Kota and Bundi were made the next targets in the same year by the Marathas.

=== Princely State ===
In 19th century before India's independence in 1947, Mandsaur was part of the princely state of Gwalior. It gave its name to the treaty with the Holkar Maharaja of Indore, who concluded the Third Anglo-Maratha War and the Pindari War in 1818. At the turn of the 20th century, it was a centre of the Malwa opium trade.

=== Mention in Kalidas Manuscript ===
The 47th stanza of Kalidas's poem Meghdoot (Purva-megha) mentions Dashpur. In his aesthetic piece of writing, Kalidas writes about the beauty of women's eyes in Dashpur.

==Geography==
Mandsaur district is bordered by Neemuch and Ratlam districts of Madhya Pradesh and Chittorgarh, Kota, Jhalawar, Pratapgarh and Bhilwara districts of Rajasthan.

Mandsaur district forms the northern projection of Madhya Pradesh from its western Division, i.e., Ujjain Commissioner's Division. It lies between the parallels of latitude 230 45' 50" North and 250 2' 55" North, and between the meridians of longitude 740 42' 30" East and 750 50' 20" East.

The district is an average size district of Madhya Pradesh. It extends for about 142 km from north to south and 124 km from east to west.

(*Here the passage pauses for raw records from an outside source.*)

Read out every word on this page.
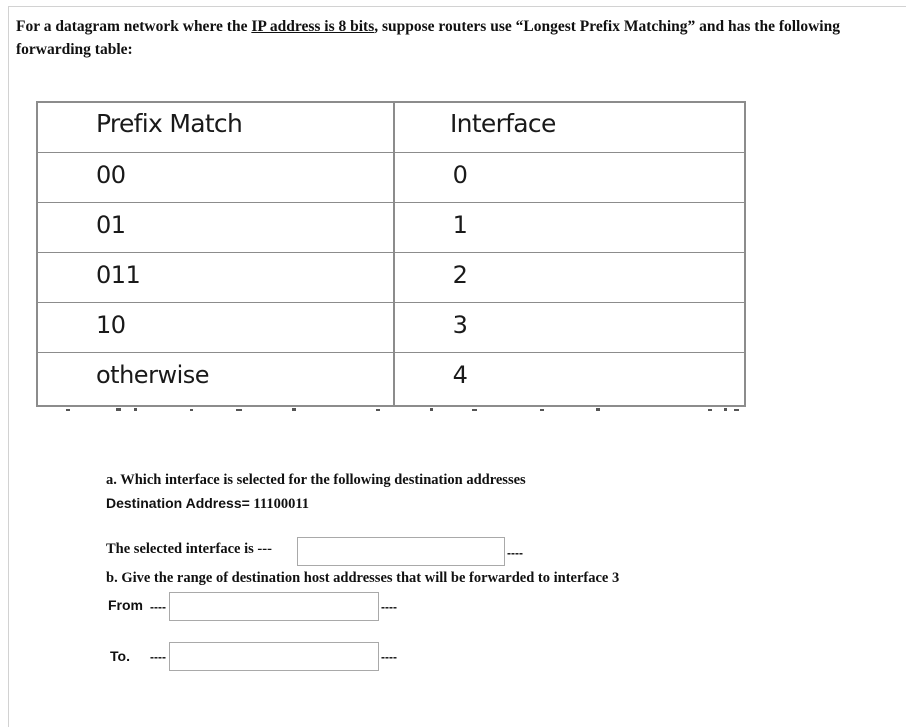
For a datagram network where the IP address is 8 bits, suppose routers use “Longest Prefix Matching” and has the following forwarding table:
Prefix Match	Interface
00	0
01	1
011	2
10	3
otherwise	4
a. Which interface is selected for the following destination addresses
Destination Address= 11100011
The selected interface is ---	----
b. Give the range of destination host addresses that will be forwarded to interface 3
From ----	----
To. ----	----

The total area is 5521 km2 with a population of 1,16,483 in 2001.

==Demographics==
As of 2011 India census, Mandsaur had a population of 141,468 male population was 72,370 and female population was 69,098, giving a sex-ration of 898. Mandsaur had an effective literacy rate of 86.79%, higher than the national average: male literacy was 92.74, and female literacy was 80.60%. 15,721 (11.1%) of the population was under 6 years of age.

==Education==
The institutes and universities headquartered in Mandsaur include:
- Mandsaur Institute of Technology
- Mandsaur University
- Sunder Lal Patwa Government Medical College Mandsaur
- Mandsaur Institute of Ayurved Education and Research

==Notable people==
- Yashodharman, the ruler of the Malava Empire
- Sudhir Gupta, Indian Politician
- Jagdish Devda, Indian Politician and deputy CM of MP
- Sunder Lal Patwa, Indian Politician and 11th CM of MP
- Virendra Kumar Sakhlecha, Indian Politician and 10th CM of MP
- Laxminarayan Pandey, Indian Politician
- Vipin Jain, Indian Politician

==Transportation==
- Mandsaur Railway Station
It is the main station in Mandsaur. Its code is MDS. Mandsaur is B category railway station of Western Railway Zone on the Ajmer — Ratlam section. Mandsaur is connected to Ratlam, Ujjain via Nagda and Kota, Bundi via Chittorgarh.